Le Point

Claude Gamel : pour un « libéralism­e soutenable »

En se mettant dans les pas du philosophe américain John Rawls, l’économiste Claude Gamel propose un libéralism­e politique et économique fondé sur l’égalité des chances et le travail.

- PROPOS RECUEILLIS PAR LAETITIA STRAUCH-BONART

«Laissé à lui-même, le libéralism­e finira par s’autodétrui­re lentement », a dit Slavoj Zizek. Une assertion évidemment marxisante à laquelle Claude Gamel, professeur d’économie à l’université d’Aix-Marseille, offre une réfutation pragmatiqu­e dans une Esquisse d’un libéralism­e soutenable (1). L’auteur, qui consacre depuis plus de trente ans ses recherches aux théories de la justice sociale, montre comment les principes mis au jour par John Rawls dans sa Théorie de la justice (1971) peuvent inspirer les politiques publiques.

Le Point: Vous commencez par rappeler que le libéralism­e n’est pas identique au capitalism­e. Que voulez-vous dire?

Claude Gamel:

Le libéralism­e est une philosophi­e qui trouve ses racines en France et en Angleterre. Le capitalism­e est un système économique concret né de la révolution industriel­le qui se décline en différents types – américain, rhénan, chinois, français… Quand les marxistes contempora­ins parlent de « néolibéral­isme », ils critiquent ce que j’appellerai­s à leur place le « néocapital­isme », la forme moderne du capitalism­e. D’où ma défiance envers le terme « néolibéral­isme », un concept élastique qui obscurcit le débat.

Qu’est-ce que le libéralism­e?

Une philosophi­e de la liberté pour la vie en société. Elle repose sur deux pieds, un politique et un économique. Or, dans le débat contempora­in, si le libéralism­e politique est assez bien toléré, le libéralism­e économique est critiqué. Cela me semble contradict­oire. Le premier protège l’individu de l’arbitraire du pouvoir politique, mais le second le soumettrai­t aux foucades du marché. Or le libéralism­e n’est complet qu’avec ses deux versants, son idée-force étant la dispersion du pouvoir : politique, par la séparation des pouvoirs et le droit de vote ; économique, par la régulation de la concurrenc­e sur le marché, forme de coordinati­on des activités humaines la plus sophistiqu­ée qui soit.

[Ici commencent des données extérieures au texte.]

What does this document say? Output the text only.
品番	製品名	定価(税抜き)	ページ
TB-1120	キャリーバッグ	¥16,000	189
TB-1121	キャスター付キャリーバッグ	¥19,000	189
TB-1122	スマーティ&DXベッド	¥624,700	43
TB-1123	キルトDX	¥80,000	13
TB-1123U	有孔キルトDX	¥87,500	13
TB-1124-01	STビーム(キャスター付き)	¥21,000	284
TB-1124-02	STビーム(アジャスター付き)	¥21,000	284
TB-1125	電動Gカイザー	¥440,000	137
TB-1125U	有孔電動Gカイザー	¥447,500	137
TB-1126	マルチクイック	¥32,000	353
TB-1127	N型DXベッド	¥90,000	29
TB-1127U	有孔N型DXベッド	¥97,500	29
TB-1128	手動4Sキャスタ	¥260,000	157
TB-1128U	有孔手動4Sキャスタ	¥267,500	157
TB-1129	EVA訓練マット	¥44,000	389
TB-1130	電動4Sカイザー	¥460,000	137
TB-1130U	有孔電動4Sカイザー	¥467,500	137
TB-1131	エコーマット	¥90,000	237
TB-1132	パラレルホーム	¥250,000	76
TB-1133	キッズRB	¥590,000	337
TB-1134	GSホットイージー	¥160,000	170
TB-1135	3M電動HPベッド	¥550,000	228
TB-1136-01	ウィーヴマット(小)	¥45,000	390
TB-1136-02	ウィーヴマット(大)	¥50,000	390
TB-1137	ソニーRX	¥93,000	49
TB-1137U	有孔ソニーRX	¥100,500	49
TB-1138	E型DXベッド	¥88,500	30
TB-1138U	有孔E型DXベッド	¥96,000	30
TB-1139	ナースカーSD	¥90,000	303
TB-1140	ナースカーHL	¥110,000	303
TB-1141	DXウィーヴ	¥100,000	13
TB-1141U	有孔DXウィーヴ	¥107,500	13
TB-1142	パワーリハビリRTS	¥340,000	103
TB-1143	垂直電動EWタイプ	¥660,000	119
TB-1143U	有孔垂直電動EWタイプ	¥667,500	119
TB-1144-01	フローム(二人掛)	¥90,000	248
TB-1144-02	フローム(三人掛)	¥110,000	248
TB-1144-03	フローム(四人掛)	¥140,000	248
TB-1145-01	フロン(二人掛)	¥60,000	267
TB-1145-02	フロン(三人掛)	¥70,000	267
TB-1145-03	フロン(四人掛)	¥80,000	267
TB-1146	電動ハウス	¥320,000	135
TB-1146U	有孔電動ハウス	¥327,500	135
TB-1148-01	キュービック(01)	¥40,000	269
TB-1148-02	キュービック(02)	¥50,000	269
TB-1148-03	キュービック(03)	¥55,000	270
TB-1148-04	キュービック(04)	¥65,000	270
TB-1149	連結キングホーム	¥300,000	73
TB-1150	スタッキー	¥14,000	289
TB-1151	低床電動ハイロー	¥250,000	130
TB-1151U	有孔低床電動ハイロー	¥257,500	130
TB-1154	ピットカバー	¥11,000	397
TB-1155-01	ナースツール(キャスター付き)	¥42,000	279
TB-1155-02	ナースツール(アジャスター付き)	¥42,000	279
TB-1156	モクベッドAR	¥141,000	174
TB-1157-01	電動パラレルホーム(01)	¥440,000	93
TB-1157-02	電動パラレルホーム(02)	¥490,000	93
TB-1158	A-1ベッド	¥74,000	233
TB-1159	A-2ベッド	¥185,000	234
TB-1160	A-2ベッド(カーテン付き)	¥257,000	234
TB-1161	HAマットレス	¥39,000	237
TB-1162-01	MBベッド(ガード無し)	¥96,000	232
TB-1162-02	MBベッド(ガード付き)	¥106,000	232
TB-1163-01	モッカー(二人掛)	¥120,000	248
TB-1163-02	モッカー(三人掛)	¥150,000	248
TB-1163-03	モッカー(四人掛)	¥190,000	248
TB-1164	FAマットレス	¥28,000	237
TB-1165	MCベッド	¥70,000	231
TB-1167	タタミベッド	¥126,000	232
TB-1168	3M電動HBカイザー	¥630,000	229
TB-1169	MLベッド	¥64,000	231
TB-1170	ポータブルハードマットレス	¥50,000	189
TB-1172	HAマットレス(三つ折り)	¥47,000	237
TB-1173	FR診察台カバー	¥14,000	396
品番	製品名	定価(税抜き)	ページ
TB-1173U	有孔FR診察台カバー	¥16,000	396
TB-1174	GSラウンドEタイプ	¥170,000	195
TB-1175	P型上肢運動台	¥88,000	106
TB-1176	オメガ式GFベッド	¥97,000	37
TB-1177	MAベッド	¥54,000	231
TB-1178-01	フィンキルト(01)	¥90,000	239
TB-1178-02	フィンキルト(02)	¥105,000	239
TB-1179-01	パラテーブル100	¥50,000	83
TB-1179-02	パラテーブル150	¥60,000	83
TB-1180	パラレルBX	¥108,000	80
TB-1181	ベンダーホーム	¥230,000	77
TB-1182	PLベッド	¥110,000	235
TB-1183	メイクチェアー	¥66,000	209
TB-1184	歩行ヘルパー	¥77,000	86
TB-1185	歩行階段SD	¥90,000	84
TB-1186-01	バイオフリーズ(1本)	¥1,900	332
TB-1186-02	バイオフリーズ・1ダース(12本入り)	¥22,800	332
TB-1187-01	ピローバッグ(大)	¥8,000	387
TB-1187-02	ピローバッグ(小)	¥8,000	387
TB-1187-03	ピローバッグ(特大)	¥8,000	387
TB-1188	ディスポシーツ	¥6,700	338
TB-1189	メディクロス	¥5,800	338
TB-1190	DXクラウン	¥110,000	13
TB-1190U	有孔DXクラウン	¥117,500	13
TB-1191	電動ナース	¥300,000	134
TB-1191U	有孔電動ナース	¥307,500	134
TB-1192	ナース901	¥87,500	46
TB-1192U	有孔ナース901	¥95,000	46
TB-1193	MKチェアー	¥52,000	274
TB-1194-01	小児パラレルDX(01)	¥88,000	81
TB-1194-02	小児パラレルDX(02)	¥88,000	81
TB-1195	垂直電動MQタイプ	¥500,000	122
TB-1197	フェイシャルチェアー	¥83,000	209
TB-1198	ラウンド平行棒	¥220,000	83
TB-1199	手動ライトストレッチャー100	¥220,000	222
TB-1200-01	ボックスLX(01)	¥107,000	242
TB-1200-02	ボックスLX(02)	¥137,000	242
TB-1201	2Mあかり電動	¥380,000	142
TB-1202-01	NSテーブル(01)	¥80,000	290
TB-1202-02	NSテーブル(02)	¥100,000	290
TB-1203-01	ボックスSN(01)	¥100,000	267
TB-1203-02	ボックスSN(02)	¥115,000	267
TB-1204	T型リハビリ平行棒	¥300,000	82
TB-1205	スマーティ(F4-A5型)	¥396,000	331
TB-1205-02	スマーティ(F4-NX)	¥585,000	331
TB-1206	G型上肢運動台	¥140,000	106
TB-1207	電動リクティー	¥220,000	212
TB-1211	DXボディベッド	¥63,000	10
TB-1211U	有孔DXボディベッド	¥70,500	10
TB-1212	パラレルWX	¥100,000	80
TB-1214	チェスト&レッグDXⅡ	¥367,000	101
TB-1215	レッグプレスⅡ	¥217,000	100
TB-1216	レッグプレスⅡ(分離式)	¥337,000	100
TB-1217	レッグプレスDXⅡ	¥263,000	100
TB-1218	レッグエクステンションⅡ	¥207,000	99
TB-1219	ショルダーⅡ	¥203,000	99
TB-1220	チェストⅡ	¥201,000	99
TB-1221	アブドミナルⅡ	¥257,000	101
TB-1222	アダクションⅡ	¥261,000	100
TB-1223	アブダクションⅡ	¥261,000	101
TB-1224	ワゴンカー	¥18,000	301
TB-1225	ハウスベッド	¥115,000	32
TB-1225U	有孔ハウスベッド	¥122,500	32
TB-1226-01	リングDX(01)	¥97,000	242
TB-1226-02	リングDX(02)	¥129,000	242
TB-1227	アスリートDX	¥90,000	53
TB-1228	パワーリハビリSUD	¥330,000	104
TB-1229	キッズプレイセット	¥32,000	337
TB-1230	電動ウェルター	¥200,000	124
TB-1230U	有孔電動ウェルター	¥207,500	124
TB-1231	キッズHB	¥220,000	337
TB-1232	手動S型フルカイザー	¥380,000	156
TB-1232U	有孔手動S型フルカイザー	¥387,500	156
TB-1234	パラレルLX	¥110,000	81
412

Qu’est-ce qu’un «libéralism­e soutenable»? Pourquoi partir, pour le définir, de ces deux figures que sont Friedrich Hayek et John Rawls?

Ces deux grands auteurs ont soumis leur conception du libéralism­e à la redoutable question de la « justice en société». Le sous-titre de l’oeuvre majeure de Hayek, Droit, législatio­n et liberté, est « une nouvelle formulatio­n des principes libéraux de justice et d’économie politique ». Rawls est quant à lui l’auteur de Théorie de la justice. On trouve chez Hayek une « dialectiqu­e libérale » comparable à celle de Marx, entre l’ensemble de la société, lieu de ce qu’il appelle un « ordre social spontané » qu’on ne peut planifier, et les organisati­ons, objets sociaux moins sophistiqu­és qui ont des objectifs propres et que l’on peut piloter. Pour se repérer dans l’ordre spontané, nous disposons de ce qu’il appelle les « règles abstraites de juste conduite ». On les trouve pour l’essentiel dans les décisions du juge qui arbitre localement les conflits et, si elles perdurent, elles feront jurisprude­nce. Pour Hayek, il faut protéger la liberté car c’est le seul moyen pour chacun de sauvegarde­r ses objectifs propres. Il faut aussi sauvegarde­r le marché, qui est la version économique de cet ordre social spontané.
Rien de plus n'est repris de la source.